Amende de 100 euros pour avoir fait l'aumône en France: la SNCF rétropédale

Les faits se sont produits à la gare de Toulouse-Matabiau.
Les faits se sont produits à la gare de Toulouse-Matabiau. - © ERIC CABANIS - AFP

Recevoir une amende parce qu’on vient de donner de l’argent à quelqu’un dans le besoin… en France, c’est possible. Cela s’est en tout cas produit le mercredi 20 novembre dernier en gare de Toulouse-Matabiau, comme le rapportent nos confrères de France 3 Occitanie.

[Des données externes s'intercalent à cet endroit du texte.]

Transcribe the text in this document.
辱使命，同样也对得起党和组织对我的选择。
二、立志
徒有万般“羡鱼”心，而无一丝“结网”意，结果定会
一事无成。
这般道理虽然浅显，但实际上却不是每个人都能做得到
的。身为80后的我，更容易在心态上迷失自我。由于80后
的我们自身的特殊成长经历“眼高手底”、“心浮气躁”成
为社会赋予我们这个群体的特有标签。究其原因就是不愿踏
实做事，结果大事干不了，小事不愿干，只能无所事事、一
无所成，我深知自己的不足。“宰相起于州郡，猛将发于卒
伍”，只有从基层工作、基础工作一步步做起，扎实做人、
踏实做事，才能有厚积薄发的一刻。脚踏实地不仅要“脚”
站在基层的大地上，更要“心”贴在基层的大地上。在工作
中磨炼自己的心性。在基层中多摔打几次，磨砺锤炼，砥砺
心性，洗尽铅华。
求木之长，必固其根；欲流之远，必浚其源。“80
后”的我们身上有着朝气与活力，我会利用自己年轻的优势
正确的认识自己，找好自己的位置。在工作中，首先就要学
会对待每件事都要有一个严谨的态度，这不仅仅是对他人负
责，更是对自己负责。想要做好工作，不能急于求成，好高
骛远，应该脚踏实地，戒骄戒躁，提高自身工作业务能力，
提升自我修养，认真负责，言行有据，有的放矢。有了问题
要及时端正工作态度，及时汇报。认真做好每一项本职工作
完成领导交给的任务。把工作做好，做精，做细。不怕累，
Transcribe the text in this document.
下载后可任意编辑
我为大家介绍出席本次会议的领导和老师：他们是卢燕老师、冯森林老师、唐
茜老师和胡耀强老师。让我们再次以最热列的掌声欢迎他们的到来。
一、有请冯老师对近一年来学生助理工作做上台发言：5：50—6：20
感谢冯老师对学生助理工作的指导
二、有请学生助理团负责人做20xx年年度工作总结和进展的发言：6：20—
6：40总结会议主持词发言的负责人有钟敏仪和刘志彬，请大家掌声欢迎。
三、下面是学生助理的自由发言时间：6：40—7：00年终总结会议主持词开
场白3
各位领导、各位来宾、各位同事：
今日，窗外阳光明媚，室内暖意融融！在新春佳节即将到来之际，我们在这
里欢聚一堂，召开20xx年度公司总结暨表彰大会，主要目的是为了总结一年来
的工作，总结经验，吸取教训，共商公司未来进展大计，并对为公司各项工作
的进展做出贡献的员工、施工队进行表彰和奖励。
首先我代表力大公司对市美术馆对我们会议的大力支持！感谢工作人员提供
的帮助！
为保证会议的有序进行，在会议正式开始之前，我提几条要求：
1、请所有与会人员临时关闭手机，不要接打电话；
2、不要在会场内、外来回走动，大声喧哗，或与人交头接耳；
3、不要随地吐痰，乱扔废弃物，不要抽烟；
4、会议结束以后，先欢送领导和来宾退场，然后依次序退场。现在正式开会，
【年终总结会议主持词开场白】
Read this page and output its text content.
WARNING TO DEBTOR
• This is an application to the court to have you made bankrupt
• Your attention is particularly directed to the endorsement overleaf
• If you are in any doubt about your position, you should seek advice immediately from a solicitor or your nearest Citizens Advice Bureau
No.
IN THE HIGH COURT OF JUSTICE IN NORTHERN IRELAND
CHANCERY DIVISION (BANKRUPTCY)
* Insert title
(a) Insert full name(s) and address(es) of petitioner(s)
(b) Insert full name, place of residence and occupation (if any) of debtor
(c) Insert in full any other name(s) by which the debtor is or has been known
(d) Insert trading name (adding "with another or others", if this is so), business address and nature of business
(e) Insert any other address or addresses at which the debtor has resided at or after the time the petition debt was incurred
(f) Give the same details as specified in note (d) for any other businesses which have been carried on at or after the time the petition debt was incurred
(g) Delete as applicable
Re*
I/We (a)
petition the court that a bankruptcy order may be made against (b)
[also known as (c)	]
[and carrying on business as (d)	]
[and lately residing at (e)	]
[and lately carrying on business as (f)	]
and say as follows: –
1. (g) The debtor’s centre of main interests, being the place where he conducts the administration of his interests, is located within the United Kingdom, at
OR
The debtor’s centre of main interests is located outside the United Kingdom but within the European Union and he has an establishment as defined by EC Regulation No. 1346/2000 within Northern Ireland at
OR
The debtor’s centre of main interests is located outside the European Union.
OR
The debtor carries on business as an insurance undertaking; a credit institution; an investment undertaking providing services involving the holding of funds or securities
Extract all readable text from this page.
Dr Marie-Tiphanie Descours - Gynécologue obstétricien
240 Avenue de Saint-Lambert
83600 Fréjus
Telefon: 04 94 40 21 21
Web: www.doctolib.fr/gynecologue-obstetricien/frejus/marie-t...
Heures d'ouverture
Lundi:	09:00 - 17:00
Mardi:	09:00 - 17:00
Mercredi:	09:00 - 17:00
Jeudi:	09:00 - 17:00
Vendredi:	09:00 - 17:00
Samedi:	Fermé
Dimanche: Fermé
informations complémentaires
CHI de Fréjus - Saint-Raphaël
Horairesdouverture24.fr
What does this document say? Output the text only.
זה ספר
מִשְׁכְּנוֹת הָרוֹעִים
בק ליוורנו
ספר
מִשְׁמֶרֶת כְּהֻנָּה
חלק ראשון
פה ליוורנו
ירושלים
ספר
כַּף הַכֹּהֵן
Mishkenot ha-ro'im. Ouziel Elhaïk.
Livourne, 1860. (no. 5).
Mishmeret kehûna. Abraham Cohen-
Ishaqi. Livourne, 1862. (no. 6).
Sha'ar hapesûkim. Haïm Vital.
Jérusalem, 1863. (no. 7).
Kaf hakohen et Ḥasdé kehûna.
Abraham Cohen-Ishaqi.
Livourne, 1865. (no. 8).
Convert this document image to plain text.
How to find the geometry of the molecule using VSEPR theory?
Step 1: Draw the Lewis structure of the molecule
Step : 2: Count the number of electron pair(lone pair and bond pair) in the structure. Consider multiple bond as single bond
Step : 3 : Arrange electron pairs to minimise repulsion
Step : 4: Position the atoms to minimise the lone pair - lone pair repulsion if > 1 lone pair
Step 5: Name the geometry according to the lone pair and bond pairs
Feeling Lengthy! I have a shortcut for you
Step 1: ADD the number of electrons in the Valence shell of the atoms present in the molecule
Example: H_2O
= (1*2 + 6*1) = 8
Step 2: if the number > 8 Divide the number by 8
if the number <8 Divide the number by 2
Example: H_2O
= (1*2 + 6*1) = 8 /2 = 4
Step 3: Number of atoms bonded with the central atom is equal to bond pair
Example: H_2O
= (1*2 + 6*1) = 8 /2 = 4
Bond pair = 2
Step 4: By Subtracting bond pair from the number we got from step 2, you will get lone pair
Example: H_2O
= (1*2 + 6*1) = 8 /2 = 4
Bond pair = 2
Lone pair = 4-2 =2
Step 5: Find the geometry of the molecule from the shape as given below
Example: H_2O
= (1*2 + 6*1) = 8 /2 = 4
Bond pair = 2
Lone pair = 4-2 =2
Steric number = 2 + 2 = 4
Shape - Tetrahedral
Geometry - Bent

Le jeune homme qui a reçu la contravention se trouvait alors dans le hall de la gare. Une femme l’aborde et lui demande s’il n’a pas quelques pièces pour elle. "Elle a insisté en me montrant, avec quelques mots de français, les lieux de restauration, demandant à manger. Je me suis donc décidé à voir s’il me restait quelques pièces dans mon portefeuille", raconte-t-il.

Il tend alors 70 centimes… et se fait accoster par un agent de la police ferroviaire. Celui-ci lui précise que la mendicité est interdite dans les lieux publics et que son don est passible d’une amende. "C’était tellement stupéfiant que j’ai cru que ce n’était pas sérieux et que j’ai lâché mes 70 centimes dans la main de la femme."

Si cette contravention a été dressée, c’est qu’il y avait une bonne raison

Aussitôt, le policier rédige une contravention d’un montant de 100 euros pour "sollicitation de toute nature". Un document que France 3 a pu consulter et qui affirme que dans ce cas, c’est "le donateur [qui est] à l’origine de la demande".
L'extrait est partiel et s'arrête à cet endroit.